Submarks: What even? Plus my fave example

Submarks are a great way to keep your nonprofit's brand fresh while staying recognizable. Learn from Virgin Voyages' cruise line branding strategy and see how – and when – to consistently add submarks to your brand identity, too!

I just got back from 8 days cruising in the Caribbean 🌴

We traveled on Virgin Voyages, so you know my nerdy designer self was OBSESSED with all of the branded spaces on board.

Every restaurant, bar, and space had its own vibe. Virgin didn’t plaster their logo on everything, but it all felt excellent and cohesive.

Submarks and secondary logos are a complement to your main logo

A submark is a variation on your logo that still feels on-brand but can be used in specific instances. It’s a way to change up your logo, but still feel uniquely reflective of your mission. They’re versatile little versions of our main logo that we can use in all sorts of places – social media profiles, our website favicon, stationery, merchandise… you name it!

Your logo doesn’t have to do all the heavy lifting for your nonprofit – and shouldn’t be used everywhere and on everything. If your logo feels stale or overused, consider adding submarks to your brand identity to change it up while still staying on-brand.

Virgin Voyages branding is on point

Every space on their Valiant Lady ship had an identifying name, distinct feel, and submark or secondary logo that still felt unique to Virgin Voyages. Although it all felt unique, every touch point was excellent and consistent. 
Even the emails leading up to our trip talked to our identity as “sailors” instead of customers. The cheeky language and pun-filled copywriting was a huge plus, offering moments to surprise and delight customers before you ever got on board. Additionally, they expertly used color to give their brand personality and purpose, ensuring a memorable and cohesive experience throughout the journey.

The lobby of "The Wake" restaurant aboard Virgin Voyages Valiant Lady ship, featuring a spiral art-deco inspired chandelier with encircled by a spiral staircase.
"The Wake" restaurant
A 50's themed "soda shoppe" with a black, white, and red styled wooden booths.
Our favorite spot to hangout, "The Social Club"
"Razzle Dazzle" restaurant

Although I know Virgin Voyages has millions of dollars to spend on branding and building a top-notch customer experience, there are some similar branding principles you can apply to your nonprofit. 

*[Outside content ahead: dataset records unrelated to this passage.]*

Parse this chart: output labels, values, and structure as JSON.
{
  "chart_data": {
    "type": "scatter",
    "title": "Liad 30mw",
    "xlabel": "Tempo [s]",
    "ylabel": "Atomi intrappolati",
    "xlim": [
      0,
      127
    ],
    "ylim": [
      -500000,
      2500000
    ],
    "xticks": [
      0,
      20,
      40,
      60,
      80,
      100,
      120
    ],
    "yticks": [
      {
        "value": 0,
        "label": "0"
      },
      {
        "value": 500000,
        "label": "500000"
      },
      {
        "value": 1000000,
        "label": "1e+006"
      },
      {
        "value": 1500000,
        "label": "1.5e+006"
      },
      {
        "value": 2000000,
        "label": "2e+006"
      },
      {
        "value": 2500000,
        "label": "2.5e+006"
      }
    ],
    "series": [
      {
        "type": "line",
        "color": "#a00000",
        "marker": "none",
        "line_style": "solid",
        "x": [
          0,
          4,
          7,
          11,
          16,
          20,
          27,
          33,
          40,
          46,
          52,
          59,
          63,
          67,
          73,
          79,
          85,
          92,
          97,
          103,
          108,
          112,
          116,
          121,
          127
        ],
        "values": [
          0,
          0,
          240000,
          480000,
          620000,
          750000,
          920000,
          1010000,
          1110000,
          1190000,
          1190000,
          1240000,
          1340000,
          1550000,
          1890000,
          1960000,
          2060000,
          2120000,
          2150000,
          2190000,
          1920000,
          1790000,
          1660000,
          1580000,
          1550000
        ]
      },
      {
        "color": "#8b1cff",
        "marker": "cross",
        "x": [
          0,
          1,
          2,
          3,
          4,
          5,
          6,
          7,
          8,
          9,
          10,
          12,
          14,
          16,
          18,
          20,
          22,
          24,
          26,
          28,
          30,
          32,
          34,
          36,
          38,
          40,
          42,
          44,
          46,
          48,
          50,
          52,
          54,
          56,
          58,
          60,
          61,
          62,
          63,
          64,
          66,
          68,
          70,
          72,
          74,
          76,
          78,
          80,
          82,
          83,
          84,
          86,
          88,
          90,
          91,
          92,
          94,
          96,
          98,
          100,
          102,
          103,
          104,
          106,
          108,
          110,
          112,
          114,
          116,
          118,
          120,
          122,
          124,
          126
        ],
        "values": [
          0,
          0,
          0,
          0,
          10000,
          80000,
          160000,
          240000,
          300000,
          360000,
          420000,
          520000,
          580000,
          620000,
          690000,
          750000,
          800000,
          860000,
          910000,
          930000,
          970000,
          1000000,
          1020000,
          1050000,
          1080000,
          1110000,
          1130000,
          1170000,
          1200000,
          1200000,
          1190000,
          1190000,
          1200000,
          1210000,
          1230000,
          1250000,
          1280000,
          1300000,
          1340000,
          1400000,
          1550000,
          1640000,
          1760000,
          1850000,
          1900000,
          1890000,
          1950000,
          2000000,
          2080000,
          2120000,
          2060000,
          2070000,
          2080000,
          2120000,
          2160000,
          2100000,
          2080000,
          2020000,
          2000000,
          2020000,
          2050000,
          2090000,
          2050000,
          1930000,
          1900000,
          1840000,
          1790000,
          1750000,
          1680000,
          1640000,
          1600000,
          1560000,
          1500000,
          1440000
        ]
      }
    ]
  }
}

Use submarks or secondary logos when…

      • You feel stuck with one logo that’s plastered EVERYWHERE

      • Your main logo doesn’t work on a small or large scale, or you need unique sizing
      • You have a strong brand and want to tap into recognition without saturation
      • Branding your monthly giving program or a group of supporters at different donation circles
      • Your programs serve varied audiences, i.e. appealing to youth vs. adults vs. seniors

    Submarks are one of the biggest logo design secrets no one talks about in our sector because the idea of “consistency” has been drilled into our heads for too long, when they actually can help your brand stand out.

    Nonprofit submark example: Covered

    It’s solid and works at a small size, but because it’s so horizontal it doesn’t work very well in layouts like a social media profile icon or in an email signature.

    So I created submarks to work with this logo, yet still feel like the Covered brand. Here’s what they look like:

    Read the full Covered branding case study.

    How and where to use submarks depends on your audience touchpoints

    If your brand doesn’t have submarks right now, then consider where they could be helpful for you. By building off your current logo design you’ll save time and budget on a full redesign, but can look more polished by strategically using logos that fit specific space or purpose.

    Your one-size-fits-all logo may not work well in:

        • Website navigation: When you use the same logo that has an icon and tagline in it on social media, it’s too small to read in the main navigation.

        • Social media profiles: Most logos don’t resize to a square or circle crop very well, which can make your profile look unprofessional. Since your nonprofit’s name is right next to the image, use this opportunity to use your icon or brand color in the profile picture.

        • Merch: Generally, people don’t merchandise with just a logo. Use your brand tagline or style a pithy statement to print on a t-shirt or bag. It’s way cooler and will generate more interest and sales!

      Remember, your submarks should reflect your brand personality and feel like an extension of your existing style. These logos can also help inspire a cleaner take on logos for your programs or campaigns. It’s okay to let your nonprofit’s hair down and have some fun with it!

      I’m buzzing with ideas on how submarks can be incorporated into nonprofit branding, but what do you think? Where do you see opportunities for a submark to add that extra bit of joy and recognition to your brand presence?